Unternehmer mit Geschäftstätigkeit im Ausland müssen die DBA-Regelungen zu Betriebsstätten kennen. Eine Betriebsstätte (feste Geschäftseinrichtung im Ausland) begründet ein Besteuerungsrecht des Auslands für die dort erzielten Gewinne. Was als Betriebsstätte gilt, ist in den meisten DBAs einheitlich definiert: Büro, Fabrik, Werkstatt, Lager (unter bestimmten Bedingungen) und Baustellen ab einer bestimmten Dauer (meist 12 Monate). Digitale Geschäftsmodelle stellen das DBA-System vor Herausforderungen: Wo hat ein Onlineshop, der von Deutschland aus weltweit verkauft, seine Betriebsstätte? Die OECD arbeitet an neuen Regeln (Pillar One und Two), die ab 2026 schrittweise umgesetzt werden.

Praktische Tipps zur Vermeidung von Steuerfallen

DBAs schützen vor Doppelbesteuerung, aber nur, wenn Sie die Regeln kennen und korrekt anwenden. Melden Sie Auslandseinkünfte immer in Ihrer deutschen Steuererklärung — auch wenn sie freigestellt sind (wegen Progressionsvorbehalt). Bewahren Sie Nachweise über im Ausland gezahlte Steuern auf. Beantragen Sie rechtzeitig die DBA-konforme Reduzierung von Quellensteuern (z.B. W-8BEN für USA). Bei Entsendungen ins Ausland: Prüfen Sie vorab, ob eine Ansässigkeitsbescheinigung (Certificate of Residence) vom deutschen Finanzamt nötig ist. Und bei komplexen Sachverhalten: Ein Steuerberater mit internationaler Expertise ist das beste Investment. Wer Unternehmenssteuern optimieren möchte, findet auch im Artikel zur Erbschaftsteuer relevante Hinweise.

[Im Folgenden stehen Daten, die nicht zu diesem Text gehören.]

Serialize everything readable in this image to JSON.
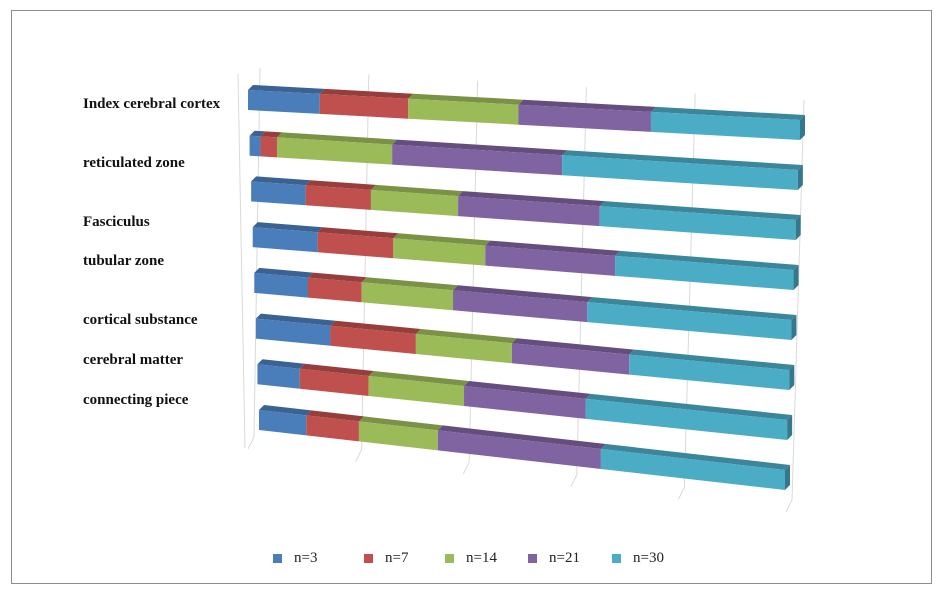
{
  "chart_data": {
    "type": "bar",
    "orientation": "horizontal",
    "stacked": "100%",
    "style": "3d",
    "category_labels_shown": [
      "Index cerebral cortex",
      "reticulated zone",
      "Fasciculus",
      "tubular zone",
      "cortical substance",
      "cerebral matter",
      "connecting piece"
    ],
    "series": [
      {
        "name": "n=3",
        "color": "#4a7ebb",
        "values": [
          13,
          2,
          10,
          12,
          10,
          14,
          8,
          9
        ]
      },
      {
        "name": "n=7",
        "color": "#c0504d",
        "values": [
          16,
          3,
          12,
          14,
          10,
          16,
          13,
          10
        ]
      },
      {
        "name": "n=14",
        "color": "#9bbb59",
        "values": [
          20,
          21,
          16,
          17,
          17,
          18,
          18,
          15
        ]
      },
      {
        "name": "n=21",
        "color": "#8064a2",
        "values": [
          24,
          31,
          26,
          24,
          25,
          22,
          23,
          31
        ]
      },
      {
        "name": "n=30",
        "color": "#4bacc6",
        "values": [
          27,
          43,
          36,
          33,
          38,
          30,
          38,
          35
        ]
      }
    ],
    "xlim": [
      0,
      100
    ],
    "grid": true,
    "legend_position": "bottom"
  }
}
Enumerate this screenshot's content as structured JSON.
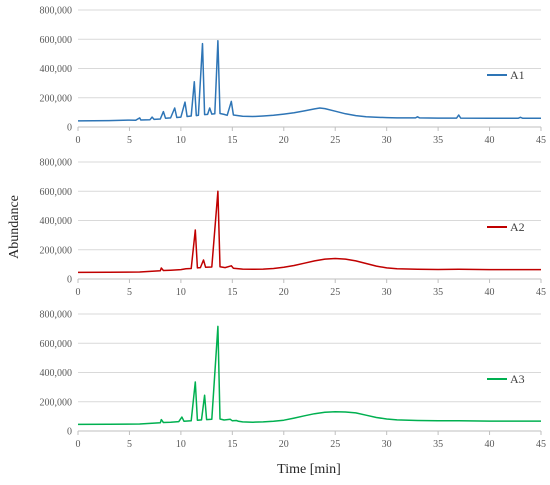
{
  "chart_data": [
    {
      "type": "line",
      "series": [
        {
          "name": "A1",
          "color": "#2E75B6",
          "points": [
            [
              0,
              42000
            ],
            [
              3,
              44000
            ],
            [
              5,
              47000
            ],
            [
              5.6,
              46000
            ],
            [
              6,
              62000
            ],
            [
              6.1,
              48000
            ],
            [
              7,
              50000
            ],
            [
              7.2,
              68000
            ],
            [
              7.4,
              52000
            ],
            [
              8,
              55000
            ],
            [
              8.3,
              105000
            ],
            [
              8.5,
              60000
            ],
            [
              9,
              62000
            ],
            [
              9.4,
              130000
            ],
            [
              9.6,
              65000
            ],
            [
              10,
              68000
            ],
            [
              10.4,
              170000
            ],
            [
              10.6,
              72000
            ],
            [
              11,
              75000
            ],
            [
              11.3,
              310000
            ],
            [
              11.5,
              78000
            ],
            [
              11.7,
              80000
            ],
            [
              12.1,
              570000
            ],
            [
              12.3,
              85000
            ],
            [
              12.6,
              86000
            ],
            [
              12.8,
              130000
            ],
            [
              13.0,
              88000
            ],
            [
              13.3,
              90000
            ],
            [
              13.6,
              590000
            ],
            [
              13.8,
              92000
            ],
            [
              14.2,
              86000
            ],
            [
              14.5,
              80000
            ],
            [
              14.9,
              175000
            ],
            [
              15.1,
              82000
            ],
            [
              16,
              74000
            ],
            [
              17,
              72000
            ],
            [
              18,
              75000
            ],
            [
              19,
              80000
            ],
            [
              20,
              88000
            ],
            [
              21,
              98000
            ],
            [
              22,
              110000
            ],
            [
              23,
              124000
            ],
            [
              23.5,
              130000
            ],
            [
              24,
              126000
            ],
            [
              25,
              108000
            ],
            [
              26,
              90000
            ],
            [
              27,
              78000
            ],
            [
              28,
              70000
            ],
            [
              29,
              66000
            ],
            [
              30,
              64000
            ],
            [
              31,
              62000
            ],
            [
              32.8,
              62000
            ],
            [
              33,
              70000
            ],
            [
              33.2,
              62000
            ],
            [
              35,
              61000
            ],
            [
              36.8,
              61000
            ],
            [
              37,
              82000
            ],
            [
              37.2,
              61000
            ],
            [
              40,
              60000
            ],
            [
              42.8,
              60000
            ],
            [
              43,
              66000
            ],
            [
              43.2,
              60000
            ],
            [
              45,
              60000
            ]
          ]
        }
      ],
      "xlim": [
        0,
        45
      ],
      "ylim": [
        0,
        800000
      ],
      "xticks": [
        "0",
        "5",
        "10",
        "15",
        "20",
        "25",
        "30",
        "35",
        "40",
        "45"
      ],
      "yticks": [
        "0",
        "200,000",
        "400,000",
        "600,000",
        "800,000"
      ],
      "grid": "horizontal",
      "legend": "right"
    },
    {
      "type": "line",
      "series": [
        {
          "name": "A2",
          "color": "#C00000",
          "points": [
            [
              0,
              45000
            ],
            [
              3,
              46000
            ],
            [
              6,
              48000
            ],
            [
              7,
              52000
            ],
            [
              8,
              56000
            ],
            [
              8.1,
              75000
            ],
            [
              8.3,
              58000
            ],
            [
              9,
              60000
            ],
            [
              10,
              64000
            ],
            [
              10.5,
              70000
            ],
            [
              11,
              72000
            ],
            [
              11.4,
              335000
            ],
            [
              11.6,
              76000
            ],
            [
              11.9,
              78000
            ],
            [
              12.2,
              130000
            ],
            [
              12.4,
              80000
            ],
            [
              13.0,
              82000
            ],
            [
              13.6,
              600000
            ],
            [
              13.8,
              84000
            ],
            [
              14.3,
              78000
            ],
            [
              14.9,
              90000
            ],
            [
              15.1,
              74000
            ],
            [
              16,
              68000
            ],
            [
              17,
              66000
            ],
            [
              18,
              68000
            ],
            [
              19,
              72000
            ],
            [
              20,
              80000
            ],
            [
              21,
              92000
            ],
            [
              22,
              108000
            ],
            [
              23,
              124000
            ],
            [
              24,
              136000
            ],
            [
              25,
              140000
            ],
            [
              26,
              136000
            ],
            [
              27,
              124000
            ],
            [
              28,
              106000
            ],
            [
              29,
              88000
            ],
            [
              30,
              76000
            ],
            [
              31,
              70000
            ],
            [
              33,
              66000
            ],
            [
              35,
              65000
            ],
            [
              37,
              66000
            ],
            [
              40,
              64000
            ],
            [
              43,
              64000
            ],
            [
              45,
              64000
            ]
          ]
        }
      ],
      "xlim": [
        0,
        45
      ],
      "ylim": [
        0,
        800000
      ],
      "xticks": [
        "0",
        "5",
        "10",
        "15",
        "20",
        "25",
        "30",
        "35",
        "40",
        "45"
      ],
      "yticks": [
        "0",
        "200,000",
        "400,000",
        "600,000",
        "800,000"
      ],
      "grid": "horizontal",
      "legend": "right"
    },
    {
      "type": "line",
      "series": [
        {
          "name": "A3",
          "color": "#00B050",
          "points": [
            [
              0,
              45000
            ],
            [
              3,
              46000
            ],
            [
              6,
              48000
            ],
            [
              7,
              52000
            ],
            [
              8,
              56000
            ],
            [
              8.1,
              78000
            ],
            [
              8.3,
              58000
            ],
            [
              9,
              60000
            ],
            [
              9.8,
              64000
            ],
            [
              10.1,
              95000
            ],
            [
              10.3,
              66000
            ],
            [
              11,
              70000
            ],
            [
              11.4,
              335000
            ],
            [
              11.6,
              74000
            ],
            [
              12.0,
              76000
            ],
            [
              12.3,
              245000
            ],
            [
              12.5,
              78000
            ],
            [
              13.0,
              80000
            ],
            [
              13.6,
              715000
            ],
            [
              13.8,
              82000
            ],
            [
              14.2,
              75000
            ],
            [
              14.8,
              80000
            ],
            [
              15.0,
              70000
            ],
            [
              15.4,
              72000
            ],
            [
              15.6,
              66000
            ],
            [
              16,
              62000
            ],
            [
              17,
              60000
            ],
            [
              18,
              62000
            ],
            [
              19,
              66000
            ],
            [
              20,
              74000
            ],
            [
              21,
              88000
            ],
            [
              22,
              104000
            ],
            [
              23,
              118000
            ],
            [
              24,
              128000
            ],
            [
              25,
              132000
            ],
            [
              26,
              130000
            ],
            [
              27,
              124000
            ],
            [
              28,
              108000
            ],
            [
              29,
              92000
            ],
            [
              30,
              82000
            ],
            [
              31,
              76000
            ],
            [
              33,
              72000
            ],
            [
              35,
              70000
            ],
            [
              37,
              70000
            ],
            [
              40,
              68000
            ],
            [
              43,
              68000
            ],
            [
              45,
              68000
            ]
          ]
        }
      ],
      "xlim": [
        0,
        45
      ],
      "ylim": [
        0,
        800000
      ],
      "xticks": [
        "0",
        "5",
        "10",
        "15",
        "20",
        "25",
        "30",
        "35",
        "40",
        "45"
      ],
      "yticks": [
        "0",
        "200,000",
        "400,000",
        "600,000",
        "800,000"
      ],
      "grid": "horizontal",
      "legend": "right"
    }
  ],
  "axes": {
    "ylabel": "Abundance",
    "xlabel": "Time [min]"
  },
  "colors": {
    "axis": "#BFBFBF",
    "grid": "#D9D9D9",
    "tick_text": "#595959"
  }
}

Häufig gestellte Fragen (FAQ)

Was passiert, wenn kein Doppelbesteuerungsabkommen besteht?

Ohne DBA greift §34c EStG: Die im Ausland gezahlte Steuer kann auf die deutsche Einkommensteuer angerechnet werden, maximal bis zur Höhe der deutschen Steuer auf diese Einkünfte. Alternativ kann die Auslandssteuer als Betriebsausgabe oder Werbungskosten abgezogen werden. Eine vollständige Vermeidung der Doppelbesteuerung ist ohne DBA aber nicht immer möglich.

Wie wird die Quellensteuer auf ausländische Dividenden verrechnet?

Die im Ausland einbehaltene Quellensteuer wird bis zum DBA-Höchstsatz (meist 15%) auf die deutsche Abgeltungsteuer angerechnet. Bei einem DBA-Satz von 15% und einer deutschen Abgeltungsteuer von 26,375% zahlen Sie effektiv 26,375% gesamt — nicht die Summe beider Sätze. Quellensteuer über dem DBA-Satz muss im Ausland zurückgefordert werden.

Muss ich Auslandseinkünfte in Deutschland angeben, auch wenn sie freigestellt sind?

Ja, freigestellte Auslandseinkünfte müssen in der deutschen Steuererklärung angegeben werden, da sie dem Progressionsvorbehalt unterliegen. Das bedeutet: Die Einkünfte selbst werden nicht besteuert, erhöhen aber den Steuersatz für Ihre übrigen deutschen Einkünfte. Die Nichtangabe kann als Steuerhinterziehung gewertet werden.